Search code examples
amazon-web-servicespysparkapache-spark-sqlaws-glue

pyspark.sql.utils.AnalysisException: Reference 'title' is ambiguous, could be: title, title


I am using glue version 3.0, python version 3, spark version 3.1. I am extracting data from xml creating dataframe and writing data to s3 path in csv format. Before writing dataframe I printed the schema and 1 record of dataframe using show(1). till this point everything was fine. but while writing it to csv file in s3 location got error duplicate column found as my dataframe had 2 columns namely "Title" and "title". tried to add a new column title2 which will have content of title and thought of dropping title later with below command

from pyspark.sql import functions as f df=df.withcoulumn('title2',f.expr("title")) but was getting error Reference 'title' is ambiguous, could be: title, title Tried df=df.withcoulumn('title2',f.col("title")) got same error. any help or approach to resolve this please..


Solution

  • By default spark is case in-sensitive, we can make spark sensitive by setting the spark.sql.caseSensitive to True.
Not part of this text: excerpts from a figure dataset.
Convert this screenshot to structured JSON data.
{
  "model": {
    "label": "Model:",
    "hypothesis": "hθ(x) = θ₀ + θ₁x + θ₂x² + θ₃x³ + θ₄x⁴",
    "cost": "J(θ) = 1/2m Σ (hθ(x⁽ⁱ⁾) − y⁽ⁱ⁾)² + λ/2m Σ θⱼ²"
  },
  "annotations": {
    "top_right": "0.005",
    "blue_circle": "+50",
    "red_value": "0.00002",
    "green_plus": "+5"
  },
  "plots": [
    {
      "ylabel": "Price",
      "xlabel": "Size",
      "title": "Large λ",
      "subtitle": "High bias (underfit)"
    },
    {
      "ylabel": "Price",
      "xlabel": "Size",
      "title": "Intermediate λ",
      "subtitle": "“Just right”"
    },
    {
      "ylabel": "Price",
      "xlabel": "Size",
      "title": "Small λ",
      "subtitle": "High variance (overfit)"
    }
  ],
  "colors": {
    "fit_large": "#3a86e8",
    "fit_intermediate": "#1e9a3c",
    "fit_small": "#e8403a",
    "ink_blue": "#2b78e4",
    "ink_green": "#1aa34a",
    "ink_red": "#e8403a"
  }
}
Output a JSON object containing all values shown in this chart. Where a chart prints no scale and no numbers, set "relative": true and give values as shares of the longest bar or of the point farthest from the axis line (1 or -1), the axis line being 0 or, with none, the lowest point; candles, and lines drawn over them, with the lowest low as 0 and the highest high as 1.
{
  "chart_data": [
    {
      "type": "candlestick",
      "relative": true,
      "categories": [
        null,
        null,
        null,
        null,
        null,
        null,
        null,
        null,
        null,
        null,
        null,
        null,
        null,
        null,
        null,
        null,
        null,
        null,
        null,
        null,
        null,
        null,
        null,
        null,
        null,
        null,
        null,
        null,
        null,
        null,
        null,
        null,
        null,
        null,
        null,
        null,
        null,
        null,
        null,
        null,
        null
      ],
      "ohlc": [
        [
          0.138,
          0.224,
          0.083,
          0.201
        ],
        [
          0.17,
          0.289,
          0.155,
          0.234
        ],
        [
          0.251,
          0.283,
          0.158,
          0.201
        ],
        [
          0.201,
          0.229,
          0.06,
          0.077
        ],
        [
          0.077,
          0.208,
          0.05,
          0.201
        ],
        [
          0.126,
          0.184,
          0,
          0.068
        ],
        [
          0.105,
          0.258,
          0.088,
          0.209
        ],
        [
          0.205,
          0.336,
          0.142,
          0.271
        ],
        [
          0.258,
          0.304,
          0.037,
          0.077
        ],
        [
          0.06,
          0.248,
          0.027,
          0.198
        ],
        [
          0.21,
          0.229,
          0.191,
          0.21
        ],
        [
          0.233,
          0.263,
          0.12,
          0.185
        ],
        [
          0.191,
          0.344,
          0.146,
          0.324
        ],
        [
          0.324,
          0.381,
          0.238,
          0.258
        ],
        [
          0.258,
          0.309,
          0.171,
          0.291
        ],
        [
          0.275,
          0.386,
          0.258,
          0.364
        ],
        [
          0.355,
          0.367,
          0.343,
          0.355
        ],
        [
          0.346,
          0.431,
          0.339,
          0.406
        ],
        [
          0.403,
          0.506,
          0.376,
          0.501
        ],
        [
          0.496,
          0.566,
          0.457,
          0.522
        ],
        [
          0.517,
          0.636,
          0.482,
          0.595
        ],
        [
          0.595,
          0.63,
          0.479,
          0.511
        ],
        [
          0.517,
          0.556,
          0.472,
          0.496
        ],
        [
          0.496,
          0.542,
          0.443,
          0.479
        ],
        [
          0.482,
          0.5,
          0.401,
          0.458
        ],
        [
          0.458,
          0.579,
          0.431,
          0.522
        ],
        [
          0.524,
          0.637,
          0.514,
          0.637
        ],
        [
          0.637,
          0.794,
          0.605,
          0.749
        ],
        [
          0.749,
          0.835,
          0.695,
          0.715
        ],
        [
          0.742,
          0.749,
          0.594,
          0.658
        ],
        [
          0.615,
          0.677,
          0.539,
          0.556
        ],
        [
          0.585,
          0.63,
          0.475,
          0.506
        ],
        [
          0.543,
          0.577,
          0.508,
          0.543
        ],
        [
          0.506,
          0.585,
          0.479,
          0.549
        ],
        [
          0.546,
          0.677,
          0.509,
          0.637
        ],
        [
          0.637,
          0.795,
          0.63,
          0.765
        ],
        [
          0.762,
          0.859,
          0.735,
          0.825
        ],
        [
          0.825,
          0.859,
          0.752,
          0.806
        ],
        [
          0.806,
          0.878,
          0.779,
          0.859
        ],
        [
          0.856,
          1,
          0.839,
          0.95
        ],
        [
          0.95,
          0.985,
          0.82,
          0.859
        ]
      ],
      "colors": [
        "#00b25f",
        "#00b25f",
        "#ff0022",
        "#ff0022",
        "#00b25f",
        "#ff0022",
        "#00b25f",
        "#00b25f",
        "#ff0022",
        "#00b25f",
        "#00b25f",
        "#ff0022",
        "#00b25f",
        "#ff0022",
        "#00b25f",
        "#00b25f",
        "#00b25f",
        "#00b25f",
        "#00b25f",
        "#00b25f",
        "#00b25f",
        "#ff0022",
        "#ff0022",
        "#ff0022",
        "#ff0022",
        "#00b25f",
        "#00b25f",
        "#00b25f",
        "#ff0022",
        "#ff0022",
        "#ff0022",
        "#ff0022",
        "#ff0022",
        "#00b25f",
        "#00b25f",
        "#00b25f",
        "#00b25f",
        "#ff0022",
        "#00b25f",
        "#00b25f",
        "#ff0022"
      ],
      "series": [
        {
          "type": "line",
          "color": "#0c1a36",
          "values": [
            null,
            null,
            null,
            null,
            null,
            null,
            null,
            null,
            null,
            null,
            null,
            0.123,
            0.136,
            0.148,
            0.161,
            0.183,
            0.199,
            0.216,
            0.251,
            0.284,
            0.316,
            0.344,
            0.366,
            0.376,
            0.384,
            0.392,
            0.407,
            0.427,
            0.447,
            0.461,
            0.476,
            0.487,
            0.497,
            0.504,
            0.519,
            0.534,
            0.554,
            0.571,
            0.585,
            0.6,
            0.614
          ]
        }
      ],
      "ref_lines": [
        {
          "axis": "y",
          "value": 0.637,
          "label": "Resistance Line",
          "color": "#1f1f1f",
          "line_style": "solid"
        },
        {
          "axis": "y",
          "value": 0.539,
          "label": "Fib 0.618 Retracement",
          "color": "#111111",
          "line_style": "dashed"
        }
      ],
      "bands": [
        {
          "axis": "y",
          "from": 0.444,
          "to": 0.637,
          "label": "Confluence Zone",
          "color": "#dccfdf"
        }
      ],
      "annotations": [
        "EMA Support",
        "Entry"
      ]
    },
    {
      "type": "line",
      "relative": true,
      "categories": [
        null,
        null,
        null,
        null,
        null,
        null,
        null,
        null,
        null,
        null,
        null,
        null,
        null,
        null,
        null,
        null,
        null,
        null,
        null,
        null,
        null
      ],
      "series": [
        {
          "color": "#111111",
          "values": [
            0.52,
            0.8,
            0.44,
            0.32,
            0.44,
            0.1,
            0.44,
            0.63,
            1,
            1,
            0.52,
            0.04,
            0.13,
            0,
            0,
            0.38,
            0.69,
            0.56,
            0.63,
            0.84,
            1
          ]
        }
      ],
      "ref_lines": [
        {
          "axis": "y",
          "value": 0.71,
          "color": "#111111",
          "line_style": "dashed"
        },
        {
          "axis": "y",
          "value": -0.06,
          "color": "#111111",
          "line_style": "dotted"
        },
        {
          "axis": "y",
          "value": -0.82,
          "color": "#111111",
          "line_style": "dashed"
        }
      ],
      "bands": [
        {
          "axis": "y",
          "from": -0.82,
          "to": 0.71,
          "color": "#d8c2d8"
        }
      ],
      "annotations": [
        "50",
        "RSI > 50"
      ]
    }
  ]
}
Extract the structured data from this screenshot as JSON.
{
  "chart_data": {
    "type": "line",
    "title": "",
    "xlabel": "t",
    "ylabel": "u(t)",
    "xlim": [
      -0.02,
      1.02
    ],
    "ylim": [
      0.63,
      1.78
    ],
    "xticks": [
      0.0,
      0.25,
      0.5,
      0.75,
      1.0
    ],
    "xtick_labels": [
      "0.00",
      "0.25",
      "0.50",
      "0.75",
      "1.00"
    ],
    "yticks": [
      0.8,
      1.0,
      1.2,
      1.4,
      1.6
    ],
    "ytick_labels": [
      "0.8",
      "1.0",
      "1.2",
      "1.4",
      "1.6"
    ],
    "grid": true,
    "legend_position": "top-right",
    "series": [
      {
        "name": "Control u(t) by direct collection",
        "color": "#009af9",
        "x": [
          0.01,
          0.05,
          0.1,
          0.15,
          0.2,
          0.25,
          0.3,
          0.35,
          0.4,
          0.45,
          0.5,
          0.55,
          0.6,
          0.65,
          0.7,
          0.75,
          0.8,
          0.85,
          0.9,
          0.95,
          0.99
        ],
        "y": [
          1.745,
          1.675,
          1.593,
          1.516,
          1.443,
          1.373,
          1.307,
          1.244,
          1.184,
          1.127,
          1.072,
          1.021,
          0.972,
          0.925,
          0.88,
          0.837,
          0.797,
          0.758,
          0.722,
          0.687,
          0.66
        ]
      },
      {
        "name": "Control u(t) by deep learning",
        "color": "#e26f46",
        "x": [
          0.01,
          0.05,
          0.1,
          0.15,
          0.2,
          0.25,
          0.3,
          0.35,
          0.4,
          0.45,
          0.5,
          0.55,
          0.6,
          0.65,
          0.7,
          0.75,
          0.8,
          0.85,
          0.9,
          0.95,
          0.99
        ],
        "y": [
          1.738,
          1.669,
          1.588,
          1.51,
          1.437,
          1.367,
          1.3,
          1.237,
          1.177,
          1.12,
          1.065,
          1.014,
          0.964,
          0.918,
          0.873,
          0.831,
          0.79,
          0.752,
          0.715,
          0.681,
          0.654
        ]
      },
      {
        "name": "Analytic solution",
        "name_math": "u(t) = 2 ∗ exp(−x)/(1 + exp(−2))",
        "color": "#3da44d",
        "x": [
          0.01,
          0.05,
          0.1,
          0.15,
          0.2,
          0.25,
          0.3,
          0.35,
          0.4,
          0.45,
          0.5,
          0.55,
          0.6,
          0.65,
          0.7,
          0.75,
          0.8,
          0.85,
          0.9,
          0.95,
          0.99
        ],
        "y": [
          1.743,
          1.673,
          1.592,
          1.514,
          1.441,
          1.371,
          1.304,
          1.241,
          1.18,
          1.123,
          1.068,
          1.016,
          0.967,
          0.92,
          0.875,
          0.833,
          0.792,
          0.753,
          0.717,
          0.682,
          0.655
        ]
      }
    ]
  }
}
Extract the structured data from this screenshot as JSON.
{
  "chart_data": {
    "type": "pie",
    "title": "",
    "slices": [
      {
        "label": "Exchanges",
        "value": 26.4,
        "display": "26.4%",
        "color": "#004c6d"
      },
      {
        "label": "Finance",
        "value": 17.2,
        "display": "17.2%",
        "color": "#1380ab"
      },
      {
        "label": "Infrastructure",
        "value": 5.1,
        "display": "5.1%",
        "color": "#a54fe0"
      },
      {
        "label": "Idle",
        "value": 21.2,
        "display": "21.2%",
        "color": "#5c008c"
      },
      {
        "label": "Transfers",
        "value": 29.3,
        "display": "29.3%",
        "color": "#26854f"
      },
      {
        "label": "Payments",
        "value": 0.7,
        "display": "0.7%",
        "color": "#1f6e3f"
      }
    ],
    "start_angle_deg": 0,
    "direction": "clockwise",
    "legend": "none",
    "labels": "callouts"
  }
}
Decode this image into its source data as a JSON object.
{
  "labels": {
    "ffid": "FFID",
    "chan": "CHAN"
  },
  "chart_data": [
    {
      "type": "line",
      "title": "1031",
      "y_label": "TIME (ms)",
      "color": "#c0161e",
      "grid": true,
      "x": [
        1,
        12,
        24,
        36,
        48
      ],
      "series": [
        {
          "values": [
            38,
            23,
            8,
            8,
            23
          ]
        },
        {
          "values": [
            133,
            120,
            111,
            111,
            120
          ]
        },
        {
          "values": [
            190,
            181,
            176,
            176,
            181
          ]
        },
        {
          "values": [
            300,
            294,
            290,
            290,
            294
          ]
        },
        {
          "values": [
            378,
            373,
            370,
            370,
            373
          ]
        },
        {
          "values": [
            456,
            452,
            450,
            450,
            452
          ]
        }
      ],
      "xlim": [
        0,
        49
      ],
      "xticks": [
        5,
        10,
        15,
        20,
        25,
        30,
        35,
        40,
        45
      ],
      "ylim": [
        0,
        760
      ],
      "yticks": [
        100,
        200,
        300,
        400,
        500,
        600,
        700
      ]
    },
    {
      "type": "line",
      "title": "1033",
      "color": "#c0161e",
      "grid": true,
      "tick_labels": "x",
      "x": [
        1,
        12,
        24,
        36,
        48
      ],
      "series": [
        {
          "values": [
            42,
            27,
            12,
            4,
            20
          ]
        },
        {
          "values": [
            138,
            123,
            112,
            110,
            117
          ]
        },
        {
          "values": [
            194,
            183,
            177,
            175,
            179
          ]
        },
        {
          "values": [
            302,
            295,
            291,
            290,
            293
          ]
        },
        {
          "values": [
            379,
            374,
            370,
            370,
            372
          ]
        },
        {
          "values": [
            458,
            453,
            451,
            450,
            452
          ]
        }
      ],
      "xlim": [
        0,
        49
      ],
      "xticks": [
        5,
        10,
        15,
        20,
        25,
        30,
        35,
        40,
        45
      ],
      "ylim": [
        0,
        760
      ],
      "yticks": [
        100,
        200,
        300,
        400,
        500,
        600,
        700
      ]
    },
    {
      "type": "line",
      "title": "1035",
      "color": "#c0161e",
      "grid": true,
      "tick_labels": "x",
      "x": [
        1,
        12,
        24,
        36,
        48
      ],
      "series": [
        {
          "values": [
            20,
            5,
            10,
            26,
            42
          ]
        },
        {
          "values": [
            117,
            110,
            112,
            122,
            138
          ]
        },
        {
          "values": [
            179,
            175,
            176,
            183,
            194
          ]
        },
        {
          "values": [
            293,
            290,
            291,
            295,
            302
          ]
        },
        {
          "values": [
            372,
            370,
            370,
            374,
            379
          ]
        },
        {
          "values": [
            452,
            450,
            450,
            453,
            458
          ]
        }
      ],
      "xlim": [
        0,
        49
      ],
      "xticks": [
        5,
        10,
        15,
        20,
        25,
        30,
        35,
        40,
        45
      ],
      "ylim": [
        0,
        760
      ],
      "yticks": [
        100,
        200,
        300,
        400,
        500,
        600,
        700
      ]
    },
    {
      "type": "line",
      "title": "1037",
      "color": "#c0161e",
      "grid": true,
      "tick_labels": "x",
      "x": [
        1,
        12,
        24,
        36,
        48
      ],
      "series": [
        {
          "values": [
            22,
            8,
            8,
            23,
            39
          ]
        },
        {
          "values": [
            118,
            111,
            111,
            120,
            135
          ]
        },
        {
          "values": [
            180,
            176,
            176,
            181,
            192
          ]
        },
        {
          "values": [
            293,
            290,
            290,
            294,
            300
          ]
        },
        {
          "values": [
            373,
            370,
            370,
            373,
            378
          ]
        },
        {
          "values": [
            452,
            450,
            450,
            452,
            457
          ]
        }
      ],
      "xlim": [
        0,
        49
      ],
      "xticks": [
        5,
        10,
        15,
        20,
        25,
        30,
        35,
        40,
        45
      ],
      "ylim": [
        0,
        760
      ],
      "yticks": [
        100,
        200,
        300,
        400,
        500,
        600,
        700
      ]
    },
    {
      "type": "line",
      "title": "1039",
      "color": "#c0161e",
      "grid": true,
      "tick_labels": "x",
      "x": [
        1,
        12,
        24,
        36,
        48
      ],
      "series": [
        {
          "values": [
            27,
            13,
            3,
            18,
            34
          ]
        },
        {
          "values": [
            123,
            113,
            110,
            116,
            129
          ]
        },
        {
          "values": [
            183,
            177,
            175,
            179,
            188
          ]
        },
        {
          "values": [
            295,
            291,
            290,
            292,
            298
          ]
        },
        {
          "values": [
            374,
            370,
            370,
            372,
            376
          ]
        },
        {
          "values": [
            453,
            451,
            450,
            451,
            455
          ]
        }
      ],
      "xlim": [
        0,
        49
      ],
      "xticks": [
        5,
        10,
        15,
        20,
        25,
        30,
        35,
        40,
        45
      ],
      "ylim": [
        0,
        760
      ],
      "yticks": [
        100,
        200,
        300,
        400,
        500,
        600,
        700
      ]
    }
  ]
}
    from pyspark.sql import functions as f
    
    df = spark.createDataFrame([("CaptializedTitleColumn", "title_column", ), ], ("Title", "title", ))
    
    spark.conf.set('spark.sql.caseSensitive', True)
    
    df.withColumn('title2',f.expr("title")) .show()
    

    Output

    +--------------------+------------+------------+
    |               Title|       title|      title2|
    +--------------------+------------+------------+
    |CaptializedTitleC...|title_column|title_column|
    +--------------------+------------+------------+